Quite frankly we have been scandalously misled by an unholy alliance between stupid politicians, the self-regarding green lobby, covetous manufacturers and venal land owners. Even in economically vibrant times the policy made no sense. One would have to cover this fair land from end to end with wind farms to meet even a fraction of our future energy needs. But in these economically straightened times wind appears to be just that – wind. It took austerity to expose this scandal.


  1. Ana - perhaps you did not see this sad news:

    However, recent news about the crushing defeat of Labour greenies in Queensland's state elections gives hope that the revolt against watermelon politics has begun in earnest in the Antipodes:

    1. Calvin, yes, that's his father and it is sad news. Great news from down under though. :-)

  2. They would be quite a sight on the white cliffs of Dover.

    1. There'll be windmills over the white cliffs of Dover...:-)

  3. Have you read "The Red Queen", Ana? I read it back in the 90's and is very entertaining.

    As for wind turbines, they are symbolic of what has become of our political landscape which seeks to sacrifice British scenery, identity and sovereignty for money and ambition.

    Yet, when it comes to welfare and foreign aid politicians are only too willing to spend taxpayers money; it is all about votes and being re-elected.

    The noble British Statesman who acted in the interests of his country has dies out with Winston Churchill, Ana.

    Margaret Thatcher was an aberration.

    TURNING and turning in the widening gyre
    The falcon cannot hear the falconer;
    Things fall apart; the centre cannot hold;
    Mere anarchy is loosed upon the world,
    The blood-dimmed tide is loosed, and everywhere
    The ceremony of innocence is drowned;
    The best lack all conviction, while the worst
    Are full of passionate intensity.

    Surely some revelation is at hand;
    Surely the Second Coming is at hand.
    The Second Coming! Hardly are those words out
    When a vast image out of Spiritus Mundi
    Troubles my sight: somewhere in sands of the desert A shape with lion body and the head of a man,A gaze blank and pitiless as the sun,
    Is moving its slow thighs, while all about it
    Reel shadows of the indignant desert birds.
    The darkness drops again; but now I know
    That twenty centuries of stony sleep
    Were vexed to nightmare by a rocking cradle,
    And what rough beast, its hour come round at last,Slouches towards Bethlehem to be born?

    W.B. Yeats

    1. I haven't, Nobby. I'll have a look. You know, I've taken to quoting The Second Coming more and more, most recently in one of my Broowaha articles.

  4. well you may not like the aesthetics of wind turbines, but they're a great improvement on those of a coal mine, not to mention the impact of mines and coal-fired energy sources on the environment (acid rain etc..)

    1. Are they, CWB? But surely the issue is about productivity. As I've said repeatedly, you could cover the country from end to end with these monstrosities and still not meet a fraction of our future energy needs. The whole thing is a massive fraud.
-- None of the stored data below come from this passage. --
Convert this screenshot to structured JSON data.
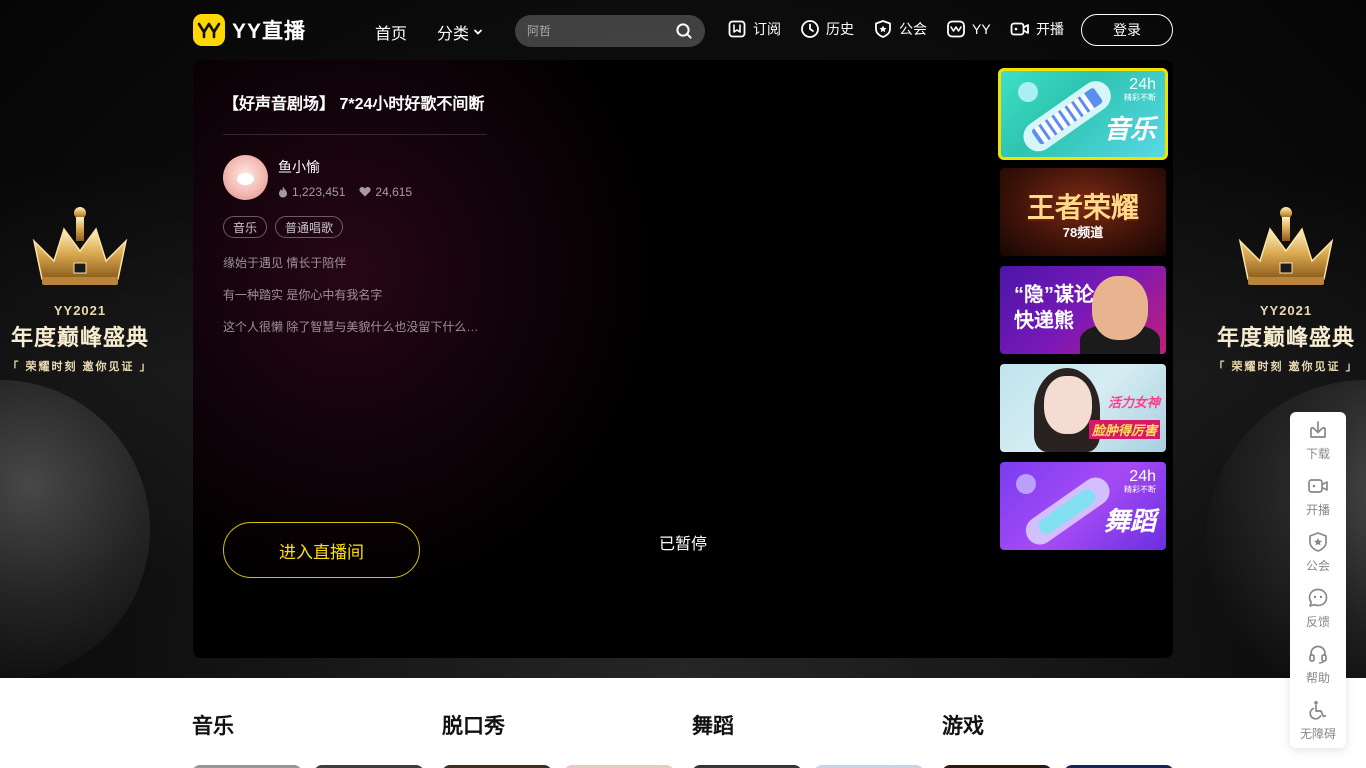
{
  "brand": {
    "logo_text": "YY直播",
    "accent": "#ffd800"
  },
  "nav": {
    "home": "首页",
    "category": "分类",
    "search_placeholder": "阿哲",
    "items": [
      {
        "label": "订阅",
        "icon": "bookmark-icon"
      },
      {
        "label": "历史",
        "icon": "clock-icon"
      },
      {
        "label": "公会",
        "icon": "shield-icon"
      },
      {
        "label": "YY",
        "icon": "yy-icon"
      },
      {
        "label": "开播",
        "icon": "camera-icon"
      }
    ],
    "login": "登录"
  },
  "banner": {
    "year_line": "YY2021",
    "title": "年度巅峰盛典",
    "tagline": "「 荣耀时刻  邀你见证 」"
  },
  "room": {
    "title": "【好声音剧场】 7*24小时好歌不间断",
    "anchor_name": "鱼小愉",
    "viewers": "1,223,451",
    "likes": "24,615",
    "tags": [
      "音乐",
      "普通唱歌"
    ],
    "description": [
      "缘始于遇见 情长于陪伴",
      "有一种踏实 是你心中有我名字",
      "这个人很懒 除了智慧与美貌什么也没留下什么也没留下"
    ],
    "enter_button": "进入直播间",
    "status": "已暂停"
  },
  "thumbnails": [
    {
      "label": "音乐",
      "badge": "24h",
      "badge_sub": "精彩不断",
      "active": true
    },
    {
      "label": "王者荣耀",
      "sub": "78频道",
      "active": false
    },
    {
      "label": "“隐”谋论 快递熊",
      "active": false
    },
    {
      "label_1": "活力女神",
      "label_2": "脸肿得厉害",
      "active": false
    },
    {
      "label": "舞蹈",
      "badge": "24h",
      "badge_sub": "精彩不断",
      "active": false
    }
  ],
  "sections": [
    {
      "title": "音乐"
    },
    {
      "title": "脱口秀"
    },
    {
      "title": "舞蹈"
    },
    {
      "title": "游戏"
    }
  ],
  "sidebar_tools": [
    {
      "label": "下载",
      "icon": "download-icon"
    },
    {
      "label": "开播",
      "icon": "camera-icon"
    },
    {
      "label": "公会",
      "icon": "shield-icon"
    },
    {
      "label": "反馈",
      "icon": "feedback-icon"
    },
    {
      "label": "帮助",
      "icon": "headset-icon"
    },
    {
      "label": "无障碍",
      "icon": "accessibility-icon"
    }
  ]
}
  5. It's almost as if they all got together at a big seminar and tried to decide the most stupid and expensive policies they could.

  6. Well said Ana,

    The current wind farm scam is simply a method where the avaricious can exploit the stupidity of a group of noisy technically illiterate dreamers for their own ends.

    The result is they can rip-off every person in the land. Out spineless politicians bumble along, frightened of offending the wind farm cartel.

    My only disagreement with Matt Ridley is his use of the expression "weapons grade tosser" for the supporters of wind farms. Personally I think these quasi-religious zealots deserve only a brevity of description and that "tosser" more than suffices.


  7. Pylons began the rape of the English countryside and now we have wind-farms. If you analyse the term, its meaninglessness is immediately exposed. Another attempt by the powers that be to manipulate the public into supporting a deal. A deal that involves selling their interests.

  8. These wind up merchants have got the wind up now.